Jens Malte Fischers grandiose Biographie
»
Karl Kraus - Der Widersprecher«

Von Jürgen Nielsen-Sikora

»Ich bin nur einer von den Epigonen,
die in dem alten Haus der Sprache wohnen.
«

(Karl Kraus, Bekenntnis)

Es ist mehr als beeindruckend zu sehen, was Jens Malte Fischer zu Karl Kraus in unzähligen Arbeiten des letzten halben Jahrhunderts – in Monografien, Sammelbänden, Rezensionen, Zeitschriften- und Zeitungsartikeln seit den frühen 1970er Jahren – zu Papier gebracht hat. Die stolze 1100 Seiten umfassende Biografie mit der schönen Apostrophierung »Der Widersprecher« lässt sich insofern als die Summe seiner Kraus-Forschungen lesen. Sie nimmt alte Arbeiten auf, führt diese fort, denkt sie weiter und bettet das Leben des Herausgebers der Fackel auf äußerst elegante Weise in zeithistorische Kontexte ein.

Fischers Wissen über die Epoche des Fin de Siècle und darüber hinaus (bis zum Tode von Kraus im Jahre 1936) ist beispiellos. Das Buch wird getragen von scharfsinnigen Beobachtungen, geistreichen Querverweisen, originell eingestreuten Zitaten; die Exkurse zu kulturellen, politischen und gesellschaftlichen Konstellationen sind gelehrt und doch allgemein verständlich. Einschübe zu geschichtlichen Hintergründen, persönlichen Beziehungen und bemerkenswerten Begleiterscheinungen fließen geschickt und lebhaft ineinander. Hin und wieder taucht Kraus im Text unter und bleibt dennoch stets präsent, um an entscheidender Stelle wieder ins Zentrum der Diskussion zu treten. Wie im Theater bereitet Fischer für diese Auftritte den Boden: Er führt in die Themen und Kulissen der Zeit ein, schildert die sozialen Umstände und setzt die Protagonisten meisterhaft in Szene – erst dann schickt er Kraus in die Schlacht.

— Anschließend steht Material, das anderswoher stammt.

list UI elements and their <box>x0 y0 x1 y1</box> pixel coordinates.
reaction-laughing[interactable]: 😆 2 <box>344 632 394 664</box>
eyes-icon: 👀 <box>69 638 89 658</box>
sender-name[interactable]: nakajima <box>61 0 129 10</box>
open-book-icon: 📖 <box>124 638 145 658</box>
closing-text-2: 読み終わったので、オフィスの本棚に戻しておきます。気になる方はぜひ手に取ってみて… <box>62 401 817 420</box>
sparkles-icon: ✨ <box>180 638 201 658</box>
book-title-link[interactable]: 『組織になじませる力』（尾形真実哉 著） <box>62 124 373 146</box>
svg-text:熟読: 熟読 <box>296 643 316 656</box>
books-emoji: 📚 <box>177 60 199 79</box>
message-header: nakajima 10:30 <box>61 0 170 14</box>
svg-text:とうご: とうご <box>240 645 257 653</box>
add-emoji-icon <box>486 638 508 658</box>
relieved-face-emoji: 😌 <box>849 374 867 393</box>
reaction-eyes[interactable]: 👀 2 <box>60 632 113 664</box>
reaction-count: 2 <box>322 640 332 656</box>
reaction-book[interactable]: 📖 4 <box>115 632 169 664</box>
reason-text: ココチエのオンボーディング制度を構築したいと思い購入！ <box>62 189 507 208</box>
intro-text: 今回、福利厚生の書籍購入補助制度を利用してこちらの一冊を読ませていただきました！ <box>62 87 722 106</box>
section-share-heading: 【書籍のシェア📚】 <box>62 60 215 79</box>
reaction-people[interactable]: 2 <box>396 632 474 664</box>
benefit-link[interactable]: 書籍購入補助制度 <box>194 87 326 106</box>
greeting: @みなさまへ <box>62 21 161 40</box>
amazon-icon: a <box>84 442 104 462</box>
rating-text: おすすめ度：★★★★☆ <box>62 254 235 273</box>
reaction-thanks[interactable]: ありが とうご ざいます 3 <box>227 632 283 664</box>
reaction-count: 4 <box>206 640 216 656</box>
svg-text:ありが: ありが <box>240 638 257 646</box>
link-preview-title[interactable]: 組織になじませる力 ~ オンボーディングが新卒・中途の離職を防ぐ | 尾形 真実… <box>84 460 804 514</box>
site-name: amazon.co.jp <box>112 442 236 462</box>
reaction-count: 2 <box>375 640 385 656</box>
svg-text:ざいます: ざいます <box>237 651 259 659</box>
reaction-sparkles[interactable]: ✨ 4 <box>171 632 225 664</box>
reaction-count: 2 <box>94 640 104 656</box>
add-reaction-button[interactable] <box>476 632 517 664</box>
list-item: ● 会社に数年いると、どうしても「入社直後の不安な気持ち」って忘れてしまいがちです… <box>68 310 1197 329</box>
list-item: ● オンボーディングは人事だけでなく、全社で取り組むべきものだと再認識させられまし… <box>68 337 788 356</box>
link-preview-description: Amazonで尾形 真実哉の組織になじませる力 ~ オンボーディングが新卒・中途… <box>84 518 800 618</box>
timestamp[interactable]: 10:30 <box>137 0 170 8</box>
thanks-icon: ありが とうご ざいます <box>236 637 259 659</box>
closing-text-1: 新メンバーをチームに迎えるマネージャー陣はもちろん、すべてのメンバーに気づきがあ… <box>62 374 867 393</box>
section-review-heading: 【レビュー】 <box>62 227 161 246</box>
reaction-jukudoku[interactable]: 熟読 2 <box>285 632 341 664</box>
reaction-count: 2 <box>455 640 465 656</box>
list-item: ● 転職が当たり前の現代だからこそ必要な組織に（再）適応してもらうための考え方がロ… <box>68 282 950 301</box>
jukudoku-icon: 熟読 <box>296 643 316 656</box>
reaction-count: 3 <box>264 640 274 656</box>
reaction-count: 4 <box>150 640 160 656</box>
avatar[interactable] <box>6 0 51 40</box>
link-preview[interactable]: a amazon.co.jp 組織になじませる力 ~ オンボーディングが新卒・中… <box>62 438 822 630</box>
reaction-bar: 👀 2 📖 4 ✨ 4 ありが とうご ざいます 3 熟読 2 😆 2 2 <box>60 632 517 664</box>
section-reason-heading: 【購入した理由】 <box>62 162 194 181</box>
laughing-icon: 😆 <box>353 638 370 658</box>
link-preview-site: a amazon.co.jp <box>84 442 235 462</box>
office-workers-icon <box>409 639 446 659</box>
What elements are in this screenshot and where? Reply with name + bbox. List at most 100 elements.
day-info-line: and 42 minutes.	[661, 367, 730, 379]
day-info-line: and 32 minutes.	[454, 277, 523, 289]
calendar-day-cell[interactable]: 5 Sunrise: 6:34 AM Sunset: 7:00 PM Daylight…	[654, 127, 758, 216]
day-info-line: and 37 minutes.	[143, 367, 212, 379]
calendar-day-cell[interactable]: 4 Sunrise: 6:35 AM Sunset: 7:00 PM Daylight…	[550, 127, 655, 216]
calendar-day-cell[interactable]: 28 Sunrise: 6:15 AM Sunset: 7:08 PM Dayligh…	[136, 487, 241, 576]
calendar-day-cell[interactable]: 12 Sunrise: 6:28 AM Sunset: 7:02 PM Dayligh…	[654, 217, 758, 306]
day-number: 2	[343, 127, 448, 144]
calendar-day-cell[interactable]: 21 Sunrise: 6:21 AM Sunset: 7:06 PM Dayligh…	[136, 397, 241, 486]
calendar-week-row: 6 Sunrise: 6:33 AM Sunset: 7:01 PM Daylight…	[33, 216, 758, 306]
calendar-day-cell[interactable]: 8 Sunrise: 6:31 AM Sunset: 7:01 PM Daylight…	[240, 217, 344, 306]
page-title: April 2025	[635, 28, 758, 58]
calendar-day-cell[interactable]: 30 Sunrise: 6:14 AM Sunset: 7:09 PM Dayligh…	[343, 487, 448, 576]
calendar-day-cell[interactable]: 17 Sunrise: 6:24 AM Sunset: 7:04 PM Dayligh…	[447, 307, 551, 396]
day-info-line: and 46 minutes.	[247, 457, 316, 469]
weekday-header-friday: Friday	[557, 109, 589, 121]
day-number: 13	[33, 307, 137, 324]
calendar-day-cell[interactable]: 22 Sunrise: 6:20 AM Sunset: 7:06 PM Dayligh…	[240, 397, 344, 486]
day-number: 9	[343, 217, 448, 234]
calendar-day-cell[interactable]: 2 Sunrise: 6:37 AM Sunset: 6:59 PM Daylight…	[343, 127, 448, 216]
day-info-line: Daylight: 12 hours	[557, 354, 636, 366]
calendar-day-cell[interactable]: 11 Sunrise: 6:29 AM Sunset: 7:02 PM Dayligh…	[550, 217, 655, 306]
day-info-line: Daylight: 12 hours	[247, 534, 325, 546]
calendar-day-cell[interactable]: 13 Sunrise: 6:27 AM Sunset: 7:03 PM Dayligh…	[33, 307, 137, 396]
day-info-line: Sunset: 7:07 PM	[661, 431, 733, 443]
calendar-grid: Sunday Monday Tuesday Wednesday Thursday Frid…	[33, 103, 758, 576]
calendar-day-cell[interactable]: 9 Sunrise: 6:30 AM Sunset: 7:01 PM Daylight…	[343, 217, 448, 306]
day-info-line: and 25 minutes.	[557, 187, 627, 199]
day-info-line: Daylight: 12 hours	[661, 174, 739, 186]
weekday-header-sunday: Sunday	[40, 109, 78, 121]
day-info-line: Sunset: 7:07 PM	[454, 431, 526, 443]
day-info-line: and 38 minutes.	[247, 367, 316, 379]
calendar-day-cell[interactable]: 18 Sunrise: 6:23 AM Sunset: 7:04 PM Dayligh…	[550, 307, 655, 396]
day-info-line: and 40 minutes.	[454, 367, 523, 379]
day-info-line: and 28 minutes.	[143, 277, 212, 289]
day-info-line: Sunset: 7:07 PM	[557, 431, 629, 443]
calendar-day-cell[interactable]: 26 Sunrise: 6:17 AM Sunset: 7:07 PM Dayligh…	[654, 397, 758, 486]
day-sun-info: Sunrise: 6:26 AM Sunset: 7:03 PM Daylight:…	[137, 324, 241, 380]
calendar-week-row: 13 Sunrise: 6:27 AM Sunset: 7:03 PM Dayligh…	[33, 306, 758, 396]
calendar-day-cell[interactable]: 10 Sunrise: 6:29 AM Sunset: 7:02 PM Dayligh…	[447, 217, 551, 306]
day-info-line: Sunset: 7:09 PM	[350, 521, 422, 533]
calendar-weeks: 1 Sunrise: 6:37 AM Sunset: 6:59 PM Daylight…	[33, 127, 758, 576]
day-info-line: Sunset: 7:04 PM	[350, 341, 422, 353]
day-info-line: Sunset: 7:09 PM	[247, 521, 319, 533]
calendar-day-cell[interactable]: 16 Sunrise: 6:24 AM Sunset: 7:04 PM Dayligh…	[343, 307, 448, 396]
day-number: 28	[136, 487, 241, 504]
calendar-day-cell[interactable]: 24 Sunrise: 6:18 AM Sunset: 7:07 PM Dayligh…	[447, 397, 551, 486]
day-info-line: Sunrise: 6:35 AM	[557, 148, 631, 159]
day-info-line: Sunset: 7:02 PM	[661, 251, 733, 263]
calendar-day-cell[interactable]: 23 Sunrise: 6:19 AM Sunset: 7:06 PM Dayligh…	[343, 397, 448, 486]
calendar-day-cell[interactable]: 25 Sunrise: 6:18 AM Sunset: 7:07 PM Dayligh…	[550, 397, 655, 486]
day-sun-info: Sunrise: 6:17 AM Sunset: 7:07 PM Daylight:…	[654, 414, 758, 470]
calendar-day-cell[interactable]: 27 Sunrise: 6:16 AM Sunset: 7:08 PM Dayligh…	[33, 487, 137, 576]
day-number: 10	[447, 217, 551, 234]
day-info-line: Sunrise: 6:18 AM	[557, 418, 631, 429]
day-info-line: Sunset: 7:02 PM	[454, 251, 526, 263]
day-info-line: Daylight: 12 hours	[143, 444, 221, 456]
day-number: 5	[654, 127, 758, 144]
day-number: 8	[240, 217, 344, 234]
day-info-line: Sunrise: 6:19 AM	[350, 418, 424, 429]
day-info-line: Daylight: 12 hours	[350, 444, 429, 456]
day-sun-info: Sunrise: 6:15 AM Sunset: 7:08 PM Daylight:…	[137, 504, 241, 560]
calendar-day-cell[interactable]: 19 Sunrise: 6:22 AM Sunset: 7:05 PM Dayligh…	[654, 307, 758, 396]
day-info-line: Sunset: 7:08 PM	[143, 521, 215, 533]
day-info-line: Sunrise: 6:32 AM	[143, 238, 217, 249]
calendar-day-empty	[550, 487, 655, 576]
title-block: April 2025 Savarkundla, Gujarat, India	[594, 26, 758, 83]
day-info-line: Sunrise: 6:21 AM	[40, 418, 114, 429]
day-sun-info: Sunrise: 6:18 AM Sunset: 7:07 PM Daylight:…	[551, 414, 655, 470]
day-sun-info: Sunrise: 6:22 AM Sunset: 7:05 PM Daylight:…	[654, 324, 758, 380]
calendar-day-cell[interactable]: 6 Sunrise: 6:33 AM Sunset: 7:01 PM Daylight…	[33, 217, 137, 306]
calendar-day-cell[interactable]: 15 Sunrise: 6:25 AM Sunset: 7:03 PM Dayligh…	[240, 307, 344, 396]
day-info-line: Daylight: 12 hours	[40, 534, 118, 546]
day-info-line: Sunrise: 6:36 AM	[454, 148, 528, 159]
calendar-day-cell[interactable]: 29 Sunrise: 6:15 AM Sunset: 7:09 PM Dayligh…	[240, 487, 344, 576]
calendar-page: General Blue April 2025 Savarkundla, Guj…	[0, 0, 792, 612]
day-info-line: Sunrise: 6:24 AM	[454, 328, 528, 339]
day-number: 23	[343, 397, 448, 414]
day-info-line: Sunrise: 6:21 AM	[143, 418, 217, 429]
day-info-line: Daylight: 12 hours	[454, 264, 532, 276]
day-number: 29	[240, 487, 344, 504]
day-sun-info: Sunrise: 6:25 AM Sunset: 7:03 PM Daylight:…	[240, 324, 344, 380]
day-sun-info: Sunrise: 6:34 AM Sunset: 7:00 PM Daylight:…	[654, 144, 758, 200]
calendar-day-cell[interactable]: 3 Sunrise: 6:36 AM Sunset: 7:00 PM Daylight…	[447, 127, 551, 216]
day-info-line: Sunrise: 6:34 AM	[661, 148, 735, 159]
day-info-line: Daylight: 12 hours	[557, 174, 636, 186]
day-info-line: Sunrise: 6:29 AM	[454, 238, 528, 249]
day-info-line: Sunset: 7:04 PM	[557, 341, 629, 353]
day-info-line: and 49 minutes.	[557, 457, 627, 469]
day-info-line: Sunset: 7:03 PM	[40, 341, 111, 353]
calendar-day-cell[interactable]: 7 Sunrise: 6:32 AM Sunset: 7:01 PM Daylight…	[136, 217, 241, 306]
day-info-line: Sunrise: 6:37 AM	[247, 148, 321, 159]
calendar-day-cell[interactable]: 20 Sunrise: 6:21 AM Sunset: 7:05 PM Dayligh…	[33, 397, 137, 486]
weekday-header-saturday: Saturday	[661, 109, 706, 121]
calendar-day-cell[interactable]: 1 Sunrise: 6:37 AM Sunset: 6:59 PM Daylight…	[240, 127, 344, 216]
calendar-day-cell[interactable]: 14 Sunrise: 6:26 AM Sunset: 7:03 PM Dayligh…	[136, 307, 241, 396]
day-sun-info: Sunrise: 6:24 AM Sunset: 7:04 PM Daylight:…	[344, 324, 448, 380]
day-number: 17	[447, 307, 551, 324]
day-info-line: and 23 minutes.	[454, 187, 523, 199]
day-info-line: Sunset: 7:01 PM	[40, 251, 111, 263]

Fischer verteidigt ihn gegen falsche und zweifelhafte Kritik, die er nicht nur zu Lebzeiten einstecken musste. So meldeten sich anlässlich seines 100. Geburtstages 1974 auch namhafte Kritiker wie Raddatz und Reich-Ranicki, oder Schriftsteller wie Hermann Kesten zu Wort, die Kraus entweder falsch zitierten oder ihm Positionen unterstellten, die eine saubere Quellenkunde rasch als unzutreffend ausgewiesen hätte. Dass Fischer selbst einen Vers aus dem lyrischen Rechenschaftsbericht Nach zwanzig Jahren ebenso wie die Fahrt ins Fextal gleich doppelt zitiert, ist angesichts des Umfangs der Biografie vertretbar, spannt der Text doch einen Bogen bis hinein in unsere Gegenwart und schafft eine ganze Reihe an wundervollen Höhepunkten, indem er immer wieder über den Tellerrand einer Einzeldisziplin hinausblickt und Literatur aus Philosophie, Geschichte, Kunst und Soziologie rezipiert.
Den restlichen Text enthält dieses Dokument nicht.